End-user stakeholders not involved throughout the project

Minimal or no stakeholder backing; lack of ownership

Weak initial business case

Business case deterioration

Business case requirements that changed significantly over the life of the project

Technical obsolescence

Technologically unrealistic requirements

Lack of a clear vision

New executive team in place with different visions and goals

Corporate goals and/or vision not understood at the lower organizational levels

Plan that asks for too much in too little time

Poor estimates, especially financial

Unclear stakeholder requirements

Passive user stakeholder involvement after handoff

Unclear or unrealistic expectations

Unrealistic assumptions, if they exist at all

Plans based upon insufficient data

No systemization of the planning process

Planning performed by a planning group

Inadequate or incomplete requirements

Lack of resources

Assigned resources that lack experience or the necessary skills

Resources that lack focus or motivation

Staffing requirements that are not fully known

Constantly changing resources

Poor overall project planning

Established milestones not measurable

Established milestones too far apart

Environmental factors that have changes causing outdated scope

Missed deadlines and no recovery plan

Budgets exceeded and out of control

Lack of replanning on a regular basis

Lack of attention provided to human and organizational aspects of project

Project estimates that are best guesses and not based upon history or standards

Not enough time provided for estimating

Exact major milestone dates or due dates for reporting not known

Team members working with conflicting requirements

People shuffled in and out of project with little regard for schedule

Poor or fragmented cost control

Each stakeholder uses different organizational process assets, which may be incompatible with each other

Weak project and stakeholder communications

Poor assessment of risks, if done at all

Wrong type of contract

Poor project management; team members possess a poor understanding of project management, especially virtual team members

Technical objectives that are more important than business objectives

Assigning critically skilled workers, including the project manager, on a part-time basis

Not all of the causes of failure are the result of actions taken by the project manager. As an example, procurement often selects the lowest bidder without verifying that the bidders know what the work entails and whether their bid is realistic. After go-ahead, we end up with scope changes that result in cost overruns and schedule delays.
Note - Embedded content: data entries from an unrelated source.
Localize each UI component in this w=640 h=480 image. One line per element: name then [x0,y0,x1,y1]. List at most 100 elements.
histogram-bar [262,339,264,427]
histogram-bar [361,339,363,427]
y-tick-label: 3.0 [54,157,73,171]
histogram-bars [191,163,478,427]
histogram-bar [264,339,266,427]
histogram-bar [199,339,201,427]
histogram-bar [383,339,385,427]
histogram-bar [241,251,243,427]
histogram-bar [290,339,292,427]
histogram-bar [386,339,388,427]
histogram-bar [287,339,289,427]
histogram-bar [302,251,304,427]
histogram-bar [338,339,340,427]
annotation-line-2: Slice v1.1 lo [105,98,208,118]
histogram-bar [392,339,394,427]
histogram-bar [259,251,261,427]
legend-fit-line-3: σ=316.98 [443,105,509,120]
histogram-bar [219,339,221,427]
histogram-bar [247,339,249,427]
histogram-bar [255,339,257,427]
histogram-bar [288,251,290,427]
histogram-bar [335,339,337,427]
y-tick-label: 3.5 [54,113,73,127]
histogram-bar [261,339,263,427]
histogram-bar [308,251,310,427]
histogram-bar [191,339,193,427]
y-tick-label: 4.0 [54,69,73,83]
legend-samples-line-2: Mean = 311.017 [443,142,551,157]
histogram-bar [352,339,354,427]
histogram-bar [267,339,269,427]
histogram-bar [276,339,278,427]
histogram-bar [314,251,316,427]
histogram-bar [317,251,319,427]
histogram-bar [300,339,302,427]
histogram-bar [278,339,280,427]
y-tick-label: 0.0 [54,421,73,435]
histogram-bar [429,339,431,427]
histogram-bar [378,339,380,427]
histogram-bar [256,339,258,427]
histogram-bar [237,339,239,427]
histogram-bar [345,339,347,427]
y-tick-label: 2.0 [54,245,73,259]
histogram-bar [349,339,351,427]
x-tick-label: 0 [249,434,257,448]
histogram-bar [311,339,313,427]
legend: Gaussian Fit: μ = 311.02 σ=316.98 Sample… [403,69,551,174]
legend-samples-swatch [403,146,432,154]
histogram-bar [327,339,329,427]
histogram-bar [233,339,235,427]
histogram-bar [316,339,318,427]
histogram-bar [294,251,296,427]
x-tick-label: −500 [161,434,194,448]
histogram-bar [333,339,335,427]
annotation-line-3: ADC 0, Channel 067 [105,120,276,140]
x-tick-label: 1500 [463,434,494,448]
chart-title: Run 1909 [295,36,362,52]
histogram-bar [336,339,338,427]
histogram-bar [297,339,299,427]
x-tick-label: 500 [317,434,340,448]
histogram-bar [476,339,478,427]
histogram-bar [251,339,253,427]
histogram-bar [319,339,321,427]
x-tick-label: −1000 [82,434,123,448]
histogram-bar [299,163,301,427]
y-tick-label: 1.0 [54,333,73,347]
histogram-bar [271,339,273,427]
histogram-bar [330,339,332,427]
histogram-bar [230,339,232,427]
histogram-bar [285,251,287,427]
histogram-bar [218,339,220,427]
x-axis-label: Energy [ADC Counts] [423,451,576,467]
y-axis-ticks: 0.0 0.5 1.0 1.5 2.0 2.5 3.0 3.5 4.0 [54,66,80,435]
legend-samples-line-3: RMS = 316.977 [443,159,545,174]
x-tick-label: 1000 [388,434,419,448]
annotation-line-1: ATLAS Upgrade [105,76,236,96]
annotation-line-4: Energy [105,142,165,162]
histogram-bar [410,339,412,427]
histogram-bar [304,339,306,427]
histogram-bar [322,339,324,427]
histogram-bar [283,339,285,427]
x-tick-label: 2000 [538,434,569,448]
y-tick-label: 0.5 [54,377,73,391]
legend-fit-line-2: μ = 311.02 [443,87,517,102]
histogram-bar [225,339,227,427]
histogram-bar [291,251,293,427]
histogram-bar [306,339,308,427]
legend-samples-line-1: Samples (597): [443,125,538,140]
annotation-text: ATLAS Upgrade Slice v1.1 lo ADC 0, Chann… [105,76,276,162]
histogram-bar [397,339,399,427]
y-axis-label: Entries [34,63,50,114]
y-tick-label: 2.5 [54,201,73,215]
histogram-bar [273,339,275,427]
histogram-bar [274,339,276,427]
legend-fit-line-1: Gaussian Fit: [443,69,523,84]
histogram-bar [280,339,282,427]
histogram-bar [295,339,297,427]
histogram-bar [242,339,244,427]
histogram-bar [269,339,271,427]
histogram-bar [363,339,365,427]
Although any single cause can induce failure, it is more likely that the actual failure is caused by a combination of these causes. Several of the important causes of failure are discussed in the remainder of this chapter. Some of the critical causes of failure are discussed separately in some of the chapters that follow.

2.3 SCHEDULE FAILURE

The literature abounds with causes of project failure and authors are very quick to blame project management. Unfortunately, not all of the causes are or should be attributed to project management. Setting the schedule falls into this category.